Fuente: Wired
THE MODERN WEB contains no shortage of horrors, from ubiquitous ad trackers to all-consuming platforms to YouTube comments, generally. Unfortunately, there’s no panacea for what ails this internet we’ve built. But anyone weary of black-box algorithms controlling what you see online at least has a respite, one that’s been there all along but has often gone ignored. Tired of Twitter? Facebook fatigued? It’s time to head back to RSS.
For many of you, that means finding a replacement for Digg Reader, which went the way of the ghost this month. Or maybe you haven’t used RSS since five years ago, when Google Reader, the beloved firehose of news headlines got the axe. For others, it means figuring out what the heck an RSS feed is in the first place—we’ll get to that in just a minute. And some of you have already moved on to the next article in your Feedly queue.

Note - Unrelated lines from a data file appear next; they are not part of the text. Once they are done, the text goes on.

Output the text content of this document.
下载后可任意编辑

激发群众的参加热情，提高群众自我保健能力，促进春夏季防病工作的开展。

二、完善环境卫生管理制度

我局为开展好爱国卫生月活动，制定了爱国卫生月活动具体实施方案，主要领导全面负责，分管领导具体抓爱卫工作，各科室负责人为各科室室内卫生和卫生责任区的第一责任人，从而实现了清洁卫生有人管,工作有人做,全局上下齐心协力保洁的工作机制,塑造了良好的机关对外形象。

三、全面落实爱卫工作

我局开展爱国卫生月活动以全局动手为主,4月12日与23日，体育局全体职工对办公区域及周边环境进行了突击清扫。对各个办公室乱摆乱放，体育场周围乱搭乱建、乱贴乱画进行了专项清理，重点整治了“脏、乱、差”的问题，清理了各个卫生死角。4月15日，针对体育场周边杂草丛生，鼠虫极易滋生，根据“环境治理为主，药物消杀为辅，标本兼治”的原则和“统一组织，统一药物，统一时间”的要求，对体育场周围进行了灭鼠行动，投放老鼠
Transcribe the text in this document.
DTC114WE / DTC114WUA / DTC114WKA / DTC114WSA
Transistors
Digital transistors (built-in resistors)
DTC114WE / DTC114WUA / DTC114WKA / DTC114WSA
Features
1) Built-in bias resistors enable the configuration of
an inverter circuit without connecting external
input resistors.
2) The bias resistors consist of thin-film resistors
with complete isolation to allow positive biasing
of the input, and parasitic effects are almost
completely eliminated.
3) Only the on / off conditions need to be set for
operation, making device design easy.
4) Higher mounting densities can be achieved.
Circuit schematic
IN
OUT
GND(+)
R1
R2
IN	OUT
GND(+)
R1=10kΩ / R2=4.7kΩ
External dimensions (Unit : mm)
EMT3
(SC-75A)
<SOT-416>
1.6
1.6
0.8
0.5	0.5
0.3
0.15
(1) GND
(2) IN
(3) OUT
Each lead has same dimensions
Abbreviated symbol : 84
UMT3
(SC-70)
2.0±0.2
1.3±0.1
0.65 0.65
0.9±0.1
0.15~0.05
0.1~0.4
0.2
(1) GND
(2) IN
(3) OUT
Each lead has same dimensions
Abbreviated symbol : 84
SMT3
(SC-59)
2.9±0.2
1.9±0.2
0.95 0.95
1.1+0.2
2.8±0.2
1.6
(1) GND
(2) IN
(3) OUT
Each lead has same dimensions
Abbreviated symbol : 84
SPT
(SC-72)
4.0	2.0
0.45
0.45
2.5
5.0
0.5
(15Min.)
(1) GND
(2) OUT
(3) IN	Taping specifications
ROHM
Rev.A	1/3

No matter what your current disposition, though, in this age of algorithmic overreach there’s something deeply satisfying about finding stories beyond what your loudest Twitter follows shared, or that Facebook’s News Feed optimized into your life. And lots of tools that can get you there.
Cue RSS
RSS stands for Really Simple Syndication (or Rich Site Summary) and it was first stitched into the tapestry of the open web around the turn of the millennium. Its aim is straightforward: to make it easy to track updates to the content of a given website in a standardized format.
In practice, and for your purposes, that means it can give you a comprehensive, regularly updated look at all of the content your favorite sites publish throughout the day. Think of it as the ultimate aggregator; every morsel from every source you care about, fed directly to you. Or, more commonly, fed to you through an intermediary known as an RSS feed reader, software that helps you wrangle all of those disparate headlines into something remotely manageable.